London, June 28 : The Tunguska event, which was a massive explosion that flattened millions of trees in the Siberian wilderness in 1908, has completed its 100-year anniversary.
According to a report in The Times, a century later, the Tunguska event still provokes intense debate over a blast 1,000 times more powerful than the Hiroshima bomb.
Most argue that the explosion was a comet or asteroid smashing into Earth.
A lack of physical evidence - not least a credible impact crater - has led others to contend that the cause was a sudden eruption of gas from deep within the surface of Earth.
Some even argue that an alien spacecraft blew up, or that a black hole made a freak appearance.

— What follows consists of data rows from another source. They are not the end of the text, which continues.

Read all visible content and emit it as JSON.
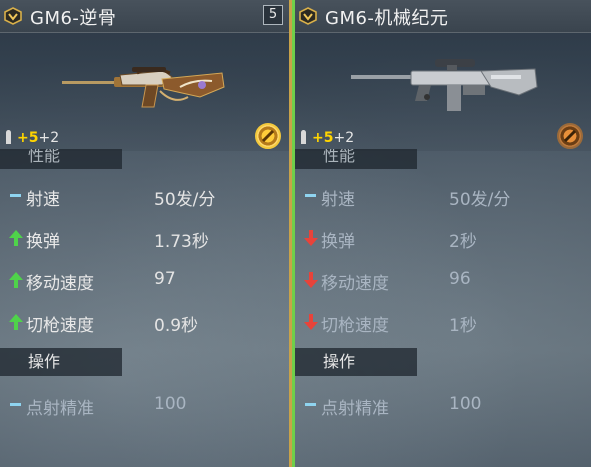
{
  "left": {
    "title": "GM6-逆骨",
    "badge": "5",
    "ammo": {
      "base": "+5",
      "extra": "+2"
    },
    "section_stats": "性能",
    "stats": [
      {
        "label": "射速",
        "value": "50发/分",
        "trend": "same"
      },
      {
        "label": "换弹",
        "value": "1.73秒",
        "trend": "up"
      },
      {
        "label": "移动速度",
        "value": "97",
        "trend": "up"
      },
      {
        "label": "切枪速度",
        "value": "0.9秒",
        "trend": "up"
      }
    ],
    "section_ops": "操作",
    "ops": [
      {
        "label": "点射精准",
        "value": "100",
        "trend": "same"
      }
    ],
    "accent": "#c8a24a"
  },
  "right": {
    "title": "GM6-机械纪元",
    "ammo": {
      "base": "+5",
      "extra": "+2"
    },
    "section_stats": "性能",
    "stats": [
      {
        "label": "射速",
        "value": "50发/分",
        "trend": "same"
      },
      {
        "label": "换弹",
        "value": "2秒",
        "trend": "down"
      },
      {
        "label": "移动速度",
        "value": "96",
        "trend": "down"
      },
      {
        "label": "切枪速度",
        "value": "1秒",
        "trend": "down"
      }
    ],
    "section_ops": "操作",
    "ops": [
      {
        "label": "点射精准",
        "value": "100",
        "trend": "same"
      }
    ],
    "accent": "#6fcf4a"
  },
  "colors": {
    "up": "#4fd34a",
    "down": "#e8433a",
    "same": "#8fd4f0",
    "gold_ammo": "#ffd400"
  },
  "icons": {
    "rank": "rank-chevron-icon",
    "bullet": "bullet-icon",
    "mod": "attachment-coin-icon"
  }
}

The fireball levelled an estimated 80 million trees in a radial pattern over 2,000sq km. People 40 miles away were bowled over by a shock wave and the sky across Europe was lit that night by an ethereal white-and-yellow light.
The full immensity of what had occurred became apparent only when Leonid Kulik, a Soviet meteorite expert, led an expedition to the site in 1927.
Witnesses among the local Evenki tribe recalled a searing light and deafening thunder as the ground shook.
It was generally assumed that the event was caused by an asteroid.
Later comparisons with tree patterns after Hiroshima led some to speculate that there had been a nuclear blast from a UFO.
On June 26, three Italian experts told the Russian Academy of Scientists that Lake Cheko, five miles from the epicentre of the blast, was the missing impact crater.
In a joint study with Russian scientists, they argued that the flattened trees showed that "two bodies entered the atmosphere. One exploded about five miles above ground, while the other hit the Earth where Lake Cheko is now."
Others argue that there is evidence that the lake existed long before 1908.
According to Jason Phipps Morgan, a geophysicist at Cornell University in New York, a giant "Earth burp" may have caused the devastation.
With the mystery still unsolved, the local inhabitants are marking the anniversary of the explosion by unveiling a statue to the Evenki god of thunder.